Ces droits ont des sources variées et diffèrent selon les pays.
En droit français, l’expression « droits et libertés fondamentaux » n’est pas mentionnée spécifiquement dans les textes, mais cependant, un grand nombre de libertés fondamentales sont garanties par la Constitution par trois sources principales :
La Convention européenne de sauvegarde des droits de l’Homme et des libertés fondamentales (ci-après : CESDH, annexe 2) offre également une énumération des libertés protégées par la Cour européenne des droits de l’Homme, qui s’applique également aux justiciables français.

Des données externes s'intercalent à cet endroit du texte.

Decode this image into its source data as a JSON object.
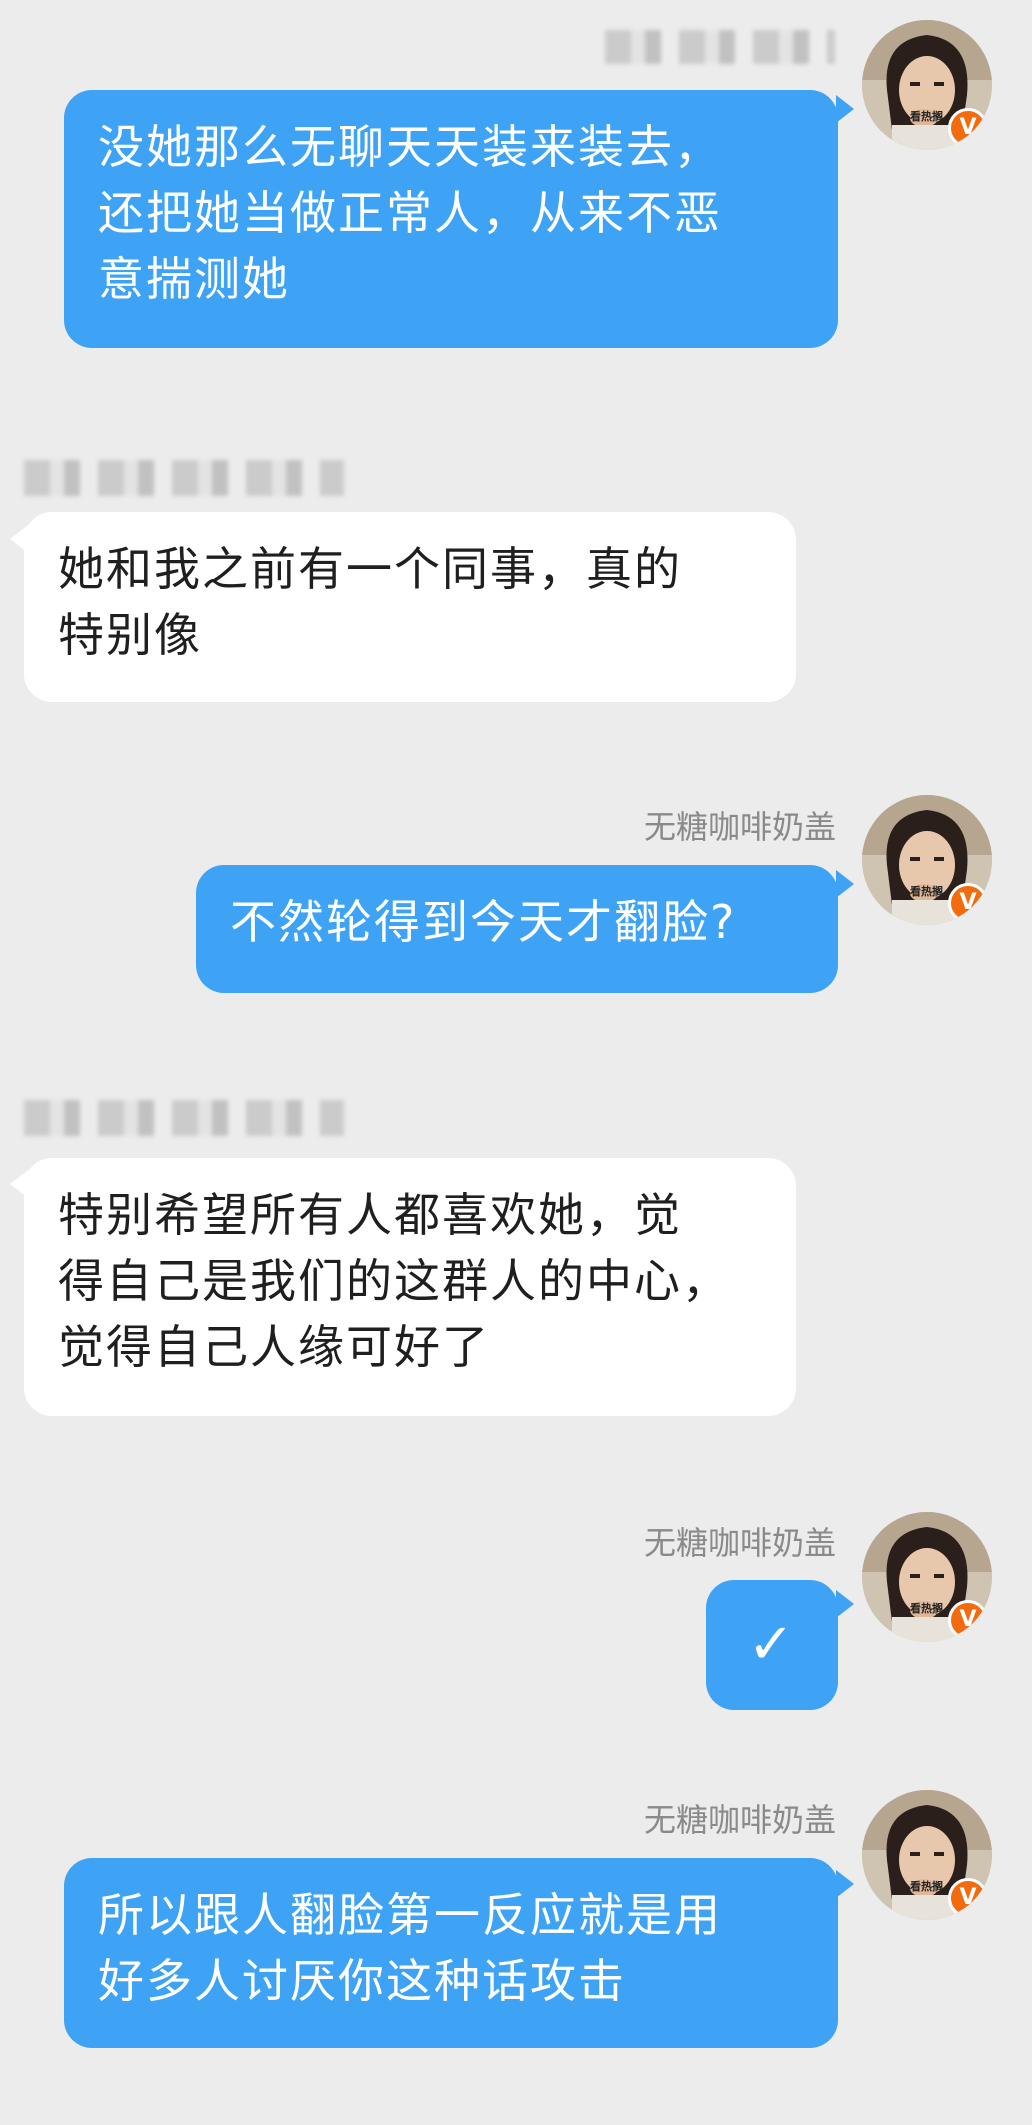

Les principales libertés fondamentales :
Par exemple, c’est au titre de la protection de la dignité de la personne humaine que l’esclavage est absolument interdit. Ce sont notamment les articles 2 (Droit à la vie) et 3 (interdiction des traitements inhumains et dégradants) de la Convention européenne de sauvegarde des droits de l’Homme et des libertés fondamentales qui prévoient que l’interdiction de l’esclavage est une valeur fondamentale des sociétés démocratiques.

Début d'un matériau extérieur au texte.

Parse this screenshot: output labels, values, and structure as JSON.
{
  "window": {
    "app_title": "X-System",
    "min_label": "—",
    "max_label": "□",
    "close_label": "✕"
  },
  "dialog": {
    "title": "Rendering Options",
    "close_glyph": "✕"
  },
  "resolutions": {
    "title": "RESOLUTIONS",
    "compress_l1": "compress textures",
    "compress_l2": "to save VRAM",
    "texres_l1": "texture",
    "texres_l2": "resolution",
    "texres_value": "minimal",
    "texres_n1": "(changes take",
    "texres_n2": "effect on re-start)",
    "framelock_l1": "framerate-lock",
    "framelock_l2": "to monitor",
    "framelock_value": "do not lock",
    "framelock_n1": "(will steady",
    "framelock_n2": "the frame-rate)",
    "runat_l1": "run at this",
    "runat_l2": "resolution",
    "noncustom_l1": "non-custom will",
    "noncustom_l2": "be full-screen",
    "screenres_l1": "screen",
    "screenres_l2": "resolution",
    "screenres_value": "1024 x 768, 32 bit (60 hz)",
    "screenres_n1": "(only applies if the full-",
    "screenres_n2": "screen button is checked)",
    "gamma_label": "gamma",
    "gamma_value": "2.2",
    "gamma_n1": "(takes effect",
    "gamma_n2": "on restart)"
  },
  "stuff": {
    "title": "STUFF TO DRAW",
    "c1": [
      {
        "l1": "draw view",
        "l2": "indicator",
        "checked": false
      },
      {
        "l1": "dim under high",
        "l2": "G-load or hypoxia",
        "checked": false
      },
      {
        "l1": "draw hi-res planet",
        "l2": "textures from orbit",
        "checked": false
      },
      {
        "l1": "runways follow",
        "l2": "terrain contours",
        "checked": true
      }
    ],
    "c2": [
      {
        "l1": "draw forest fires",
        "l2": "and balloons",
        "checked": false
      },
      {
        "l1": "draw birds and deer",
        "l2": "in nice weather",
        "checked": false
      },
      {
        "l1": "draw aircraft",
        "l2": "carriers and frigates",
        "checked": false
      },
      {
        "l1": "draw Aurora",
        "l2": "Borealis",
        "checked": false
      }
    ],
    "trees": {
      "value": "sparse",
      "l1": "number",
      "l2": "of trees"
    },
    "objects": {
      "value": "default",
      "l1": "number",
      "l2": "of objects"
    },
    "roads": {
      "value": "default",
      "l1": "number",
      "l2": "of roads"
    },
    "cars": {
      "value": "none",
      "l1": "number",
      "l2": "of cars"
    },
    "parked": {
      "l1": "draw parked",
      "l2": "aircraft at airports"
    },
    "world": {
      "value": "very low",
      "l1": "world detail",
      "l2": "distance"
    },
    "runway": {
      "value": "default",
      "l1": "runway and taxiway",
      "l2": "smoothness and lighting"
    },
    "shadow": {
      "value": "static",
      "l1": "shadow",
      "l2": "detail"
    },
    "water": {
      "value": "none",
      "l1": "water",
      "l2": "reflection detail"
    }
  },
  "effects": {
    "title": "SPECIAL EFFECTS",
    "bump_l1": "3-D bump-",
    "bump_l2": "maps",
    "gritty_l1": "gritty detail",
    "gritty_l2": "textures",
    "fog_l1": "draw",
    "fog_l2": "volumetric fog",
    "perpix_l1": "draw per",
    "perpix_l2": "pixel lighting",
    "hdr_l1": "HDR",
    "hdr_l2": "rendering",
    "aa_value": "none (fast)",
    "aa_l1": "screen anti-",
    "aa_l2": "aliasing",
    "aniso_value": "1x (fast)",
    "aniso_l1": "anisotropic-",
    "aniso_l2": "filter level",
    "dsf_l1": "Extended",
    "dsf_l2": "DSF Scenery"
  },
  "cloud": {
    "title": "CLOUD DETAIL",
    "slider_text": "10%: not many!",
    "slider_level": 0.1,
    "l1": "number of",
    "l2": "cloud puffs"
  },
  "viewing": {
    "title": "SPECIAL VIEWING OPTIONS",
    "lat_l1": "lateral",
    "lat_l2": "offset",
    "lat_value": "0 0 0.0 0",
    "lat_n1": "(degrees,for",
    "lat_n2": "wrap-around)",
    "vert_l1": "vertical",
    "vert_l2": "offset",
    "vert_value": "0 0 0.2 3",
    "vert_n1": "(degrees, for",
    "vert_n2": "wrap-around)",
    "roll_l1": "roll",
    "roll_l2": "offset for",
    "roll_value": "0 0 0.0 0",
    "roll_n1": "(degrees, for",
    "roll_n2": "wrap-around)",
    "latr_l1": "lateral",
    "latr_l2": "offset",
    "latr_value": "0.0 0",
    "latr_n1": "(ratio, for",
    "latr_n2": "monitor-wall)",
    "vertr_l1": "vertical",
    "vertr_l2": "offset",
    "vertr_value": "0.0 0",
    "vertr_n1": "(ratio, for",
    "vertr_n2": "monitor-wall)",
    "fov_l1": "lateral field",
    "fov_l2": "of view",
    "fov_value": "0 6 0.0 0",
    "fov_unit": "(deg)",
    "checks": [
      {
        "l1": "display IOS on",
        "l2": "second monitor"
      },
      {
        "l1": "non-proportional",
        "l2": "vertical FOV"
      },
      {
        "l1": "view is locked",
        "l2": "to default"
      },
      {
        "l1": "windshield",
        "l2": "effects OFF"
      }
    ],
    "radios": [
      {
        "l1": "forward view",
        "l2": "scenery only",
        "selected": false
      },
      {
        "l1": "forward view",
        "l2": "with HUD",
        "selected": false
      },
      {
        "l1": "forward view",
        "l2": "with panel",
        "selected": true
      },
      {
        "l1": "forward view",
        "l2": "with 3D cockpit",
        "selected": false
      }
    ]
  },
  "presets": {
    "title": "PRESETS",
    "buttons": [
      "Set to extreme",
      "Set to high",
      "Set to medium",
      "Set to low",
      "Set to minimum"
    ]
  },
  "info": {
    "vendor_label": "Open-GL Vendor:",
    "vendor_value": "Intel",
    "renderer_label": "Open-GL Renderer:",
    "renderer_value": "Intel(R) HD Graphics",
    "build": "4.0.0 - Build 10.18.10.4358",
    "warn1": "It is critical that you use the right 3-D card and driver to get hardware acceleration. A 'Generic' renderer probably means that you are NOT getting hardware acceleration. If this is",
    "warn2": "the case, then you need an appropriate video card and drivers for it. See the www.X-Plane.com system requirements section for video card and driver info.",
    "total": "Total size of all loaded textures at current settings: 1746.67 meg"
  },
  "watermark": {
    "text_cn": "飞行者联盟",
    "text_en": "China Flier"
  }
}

En France, la loi du 9 octobre 1981, qu’on appelle communément loi Badinter du nom du Ministre de la justice qui l’a portée, a aboli la peine de mort. L’interdiction de la peine de mort est également considérée comme un droit fondamental par la CEDH (protocole additionnel n°13).

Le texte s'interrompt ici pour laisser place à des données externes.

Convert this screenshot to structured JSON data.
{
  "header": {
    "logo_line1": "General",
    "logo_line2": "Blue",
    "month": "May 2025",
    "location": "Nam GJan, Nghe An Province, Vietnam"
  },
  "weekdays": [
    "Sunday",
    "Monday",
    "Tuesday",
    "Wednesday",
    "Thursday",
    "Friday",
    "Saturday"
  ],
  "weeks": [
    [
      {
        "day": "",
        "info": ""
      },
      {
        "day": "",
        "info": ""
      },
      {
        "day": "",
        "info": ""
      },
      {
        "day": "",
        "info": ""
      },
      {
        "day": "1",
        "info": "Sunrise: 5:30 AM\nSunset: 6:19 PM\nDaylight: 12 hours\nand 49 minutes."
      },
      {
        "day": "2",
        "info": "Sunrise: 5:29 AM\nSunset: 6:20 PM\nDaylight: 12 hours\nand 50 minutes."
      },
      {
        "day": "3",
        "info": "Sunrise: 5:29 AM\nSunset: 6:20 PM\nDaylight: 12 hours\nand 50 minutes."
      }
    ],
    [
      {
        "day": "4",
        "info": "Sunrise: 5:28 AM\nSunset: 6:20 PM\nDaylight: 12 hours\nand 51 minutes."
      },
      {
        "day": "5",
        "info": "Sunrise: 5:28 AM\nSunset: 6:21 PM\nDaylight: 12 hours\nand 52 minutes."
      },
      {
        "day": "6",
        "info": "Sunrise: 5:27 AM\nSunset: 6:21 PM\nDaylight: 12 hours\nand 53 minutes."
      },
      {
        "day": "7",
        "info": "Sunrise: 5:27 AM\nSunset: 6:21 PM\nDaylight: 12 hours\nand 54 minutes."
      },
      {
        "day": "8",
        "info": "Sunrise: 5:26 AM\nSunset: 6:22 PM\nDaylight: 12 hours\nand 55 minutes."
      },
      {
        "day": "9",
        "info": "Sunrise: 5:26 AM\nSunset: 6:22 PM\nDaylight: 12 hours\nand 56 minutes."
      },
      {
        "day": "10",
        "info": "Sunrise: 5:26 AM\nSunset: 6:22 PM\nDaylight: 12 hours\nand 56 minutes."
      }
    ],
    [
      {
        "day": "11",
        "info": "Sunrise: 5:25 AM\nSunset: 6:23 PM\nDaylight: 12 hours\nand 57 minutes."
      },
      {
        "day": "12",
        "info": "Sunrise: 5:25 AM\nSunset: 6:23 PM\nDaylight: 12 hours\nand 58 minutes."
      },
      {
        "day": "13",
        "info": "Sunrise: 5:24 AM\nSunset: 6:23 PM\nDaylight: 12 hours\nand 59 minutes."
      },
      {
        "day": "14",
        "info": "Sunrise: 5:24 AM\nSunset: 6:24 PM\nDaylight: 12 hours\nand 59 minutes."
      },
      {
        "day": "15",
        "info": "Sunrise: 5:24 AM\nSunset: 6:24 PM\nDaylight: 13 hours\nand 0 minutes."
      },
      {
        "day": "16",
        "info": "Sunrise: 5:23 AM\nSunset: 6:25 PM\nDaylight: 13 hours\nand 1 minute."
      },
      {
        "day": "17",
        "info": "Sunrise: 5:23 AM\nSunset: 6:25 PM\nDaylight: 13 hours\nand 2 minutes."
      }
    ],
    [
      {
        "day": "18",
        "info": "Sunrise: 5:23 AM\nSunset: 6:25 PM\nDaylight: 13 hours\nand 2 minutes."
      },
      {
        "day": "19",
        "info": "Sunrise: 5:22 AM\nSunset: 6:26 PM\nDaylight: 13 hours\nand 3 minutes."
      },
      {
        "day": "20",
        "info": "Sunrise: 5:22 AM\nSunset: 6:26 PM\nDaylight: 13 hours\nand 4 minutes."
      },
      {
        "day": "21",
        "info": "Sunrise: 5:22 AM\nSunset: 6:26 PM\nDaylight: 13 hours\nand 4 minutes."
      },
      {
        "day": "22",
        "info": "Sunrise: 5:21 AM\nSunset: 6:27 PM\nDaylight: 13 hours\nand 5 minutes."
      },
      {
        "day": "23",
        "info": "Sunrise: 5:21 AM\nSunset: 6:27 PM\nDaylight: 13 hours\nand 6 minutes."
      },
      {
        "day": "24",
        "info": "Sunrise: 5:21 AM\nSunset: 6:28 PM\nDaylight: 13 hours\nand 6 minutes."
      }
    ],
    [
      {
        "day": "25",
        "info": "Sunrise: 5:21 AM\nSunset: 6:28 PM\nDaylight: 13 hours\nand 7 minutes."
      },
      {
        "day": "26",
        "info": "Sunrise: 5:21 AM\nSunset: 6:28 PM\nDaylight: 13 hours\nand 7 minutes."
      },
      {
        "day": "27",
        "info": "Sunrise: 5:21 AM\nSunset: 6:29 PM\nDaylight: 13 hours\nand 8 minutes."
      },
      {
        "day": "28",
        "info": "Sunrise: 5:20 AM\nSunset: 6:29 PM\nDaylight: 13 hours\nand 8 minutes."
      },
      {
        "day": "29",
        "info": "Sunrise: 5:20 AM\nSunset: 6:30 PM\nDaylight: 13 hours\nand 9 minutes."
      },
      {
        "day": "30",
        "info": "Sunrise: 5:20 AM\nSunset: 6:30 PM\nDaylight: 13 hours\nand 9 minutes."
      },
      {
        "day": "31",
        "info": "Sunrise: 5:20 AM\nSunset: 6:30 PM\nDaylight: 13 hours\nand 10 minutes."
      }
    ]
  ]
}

En droit français, l’égalité devant la loi suppose que toute personne soit traitée exactement de la même manière ; c’est la condition fondamentale, nécessaire pour faire valoir les autres droits et libertés. On la retrouve dans la devise nationale « Liberté, Égalité, Fraternité ».
La lutte contre les discriminations est la continuité du principe d’égalité. Ainsi, toutes les discriminations, directes ou indirectes, que ce soit en raison du sexe, de l’âge, de la religion, des idées politiques, de l’orientation sexuelle, du genre etc., sont interdites.
Ce qu’on entend par liberté d’expression c’est la faculté pour tout individu d’exprimer librement ses opinions et sa pensée. Elle est protégée par l’article 11 de la DDHC et l’article 10 de la CESDH.
La liberté d’expression n’est cependant pas absolue, elle doit être conciliée avec d’autres droits et libertés fondamentaux – ce sont en quelques sorte des « limites ». C’est par exemple le cas du droit au respect de la vie privée ou à la dignité.
Les propos racistes ou antisémites ne sont pas non plus protégés par la liberté d’expression, pas plus que ceux incitant à la haine ou à la discrimination.
La liberté de pensée et de conscience signifie que chaque citoyen est libre d’avoir des opinions de toute nature. Elle est plus large que la liberté d’expression qui peut être limitée comme nous venons de le voir, puisque nous n’avons pas le droit d’exprimer toutes ses opinions.
Par contre, cela veut dire que l’Etat ne peut pas favoriser une idéologie par rapport à une autre ; l’objectif étant de favoriser un pluralisme des idées au sein de la Société.
Cette liberté est protégée par les articles 10 de la DDHC et 9 de la CESDH.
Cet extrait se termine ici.